Bud Cort, an actor best known for starring alongside Ruth Gordon in 1971’s “Harold and Maude,” has died following a lengthy illness. He was 77 years old.
Dorian Hannaway, a friend and longtime TV producer, told KABC that Cort died on Wednesday in Connecticut. She did not provide any additional details about his illness.
Cort was born Walter Edward Cox on March 29, 1948, in Rye, N.Y. While performing standup in New York City in the late 1960s, he caught the eye of director Robert Altman who cast him in both “M*A*S*H” and “Brewster McCloud” in 1970.
His most notable role came a year later in Hal Ashby’s offbeat comedy “Harold and Maude,” in which he played an awkward, death-obsessed young man who falls in love with the vibrant, 79-year-old Holocaust survivor, Maude, played by Oscar-winning Gordon.
The film’s long road from midnight movie to cult classic culminated in its inclusion on the American Film Institute’s 100 Best Romantic Comedies.
“A young man obsessed with death falls in love with an old woman obsessed with life. She dies and teaches the kid how to live,” Cameron Crowe described the film for AFI, while also noting its Cat Stevens soundtrack. “It’s done with music that scratches at your soul…that movie holds up — to this minute.”
However, the role became “a blessing and a curse,” Cort told the LA Times in 1996, saying he was often typecast as gawky, social outcasts.

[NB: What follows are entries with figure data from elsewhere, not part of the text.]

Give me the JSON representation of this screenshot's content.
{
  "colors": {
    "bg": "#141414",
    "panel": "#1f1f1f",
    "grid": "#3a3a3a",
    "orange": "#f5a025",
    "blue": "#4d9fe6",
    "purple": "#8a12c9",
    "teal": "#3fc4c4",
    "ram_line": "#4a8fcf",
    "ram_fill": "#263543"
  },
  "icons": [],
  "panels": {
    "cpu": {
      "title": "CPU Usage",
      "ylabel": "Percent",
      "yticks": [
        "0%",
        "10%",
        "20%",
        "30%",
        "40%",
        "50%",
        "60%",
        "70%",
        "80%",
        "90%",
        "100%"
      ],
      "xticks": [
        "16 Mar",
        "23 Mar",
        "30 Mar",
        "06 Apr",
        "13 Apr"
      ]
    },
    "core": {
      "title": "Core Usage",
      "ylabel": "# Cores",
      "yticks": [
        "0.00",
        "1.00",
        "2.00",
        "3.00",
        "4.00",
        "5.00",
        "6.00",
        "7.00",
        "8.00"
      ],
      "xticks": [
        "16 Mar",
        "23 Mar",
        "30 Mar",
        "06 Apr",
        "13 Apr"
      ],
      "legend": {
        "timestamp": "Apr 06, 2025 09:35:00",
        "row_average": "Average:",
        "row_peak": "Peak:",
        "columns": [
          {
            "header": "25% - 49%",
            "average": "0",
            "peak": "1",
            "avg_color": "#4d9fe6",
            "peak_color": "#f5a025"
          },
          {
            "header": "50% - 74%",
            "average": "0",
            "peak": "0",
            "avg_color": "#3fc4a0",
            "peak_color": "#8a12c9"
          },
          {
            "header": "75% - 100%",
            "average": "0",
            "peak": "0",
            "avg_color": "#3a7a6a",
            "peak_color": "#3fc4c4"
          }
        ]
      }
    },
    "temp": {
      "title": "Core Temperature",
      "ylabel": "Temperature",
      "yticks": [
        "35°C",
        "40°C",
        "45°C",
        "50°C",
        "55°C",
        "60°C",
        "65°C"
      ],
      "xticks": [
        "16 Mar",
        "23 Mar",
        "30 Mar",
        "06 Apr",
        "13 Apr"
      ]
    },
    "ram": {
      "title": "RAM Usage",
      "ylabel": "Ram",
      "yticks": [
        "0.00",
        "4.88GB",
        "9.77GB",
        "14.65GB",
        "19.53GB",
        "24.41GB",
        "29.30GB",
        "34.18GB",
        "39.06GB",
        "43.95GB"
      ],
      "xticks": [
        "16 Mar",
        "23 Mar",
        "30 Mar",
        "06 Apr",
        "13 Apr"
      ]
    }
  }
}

“I was typecast to the point where I didn’t make a film for five years,” Cort said. “I fought certain opportunities off because I wasn’t ready to be a brand name. In retrospect, I should have done everything.”
He noted he rejected a stream of “weirdo” roles, including in “One Flew Over the Cuckoo’s Nest,” which later won five Oscars.
Over the course of Cort’s nearly 50-year acting career, he had memorable supporting turns in 1995’s “Heat,” as an unscrupulous restaurant manager, and Wes Anderson’s 2004 hit “The Life Aquatic with Steve Zissou,” as a sensitive bond company stooge.
He also appeared in hits like “Dogma,” “Coyote Ugly” and “Pollock.” He continued acting throughout the 2010s, though he increasingly took on voice roles in animated series and movies such as “Static Shock,” “Justice League Unlimited” and “The Little Prince.”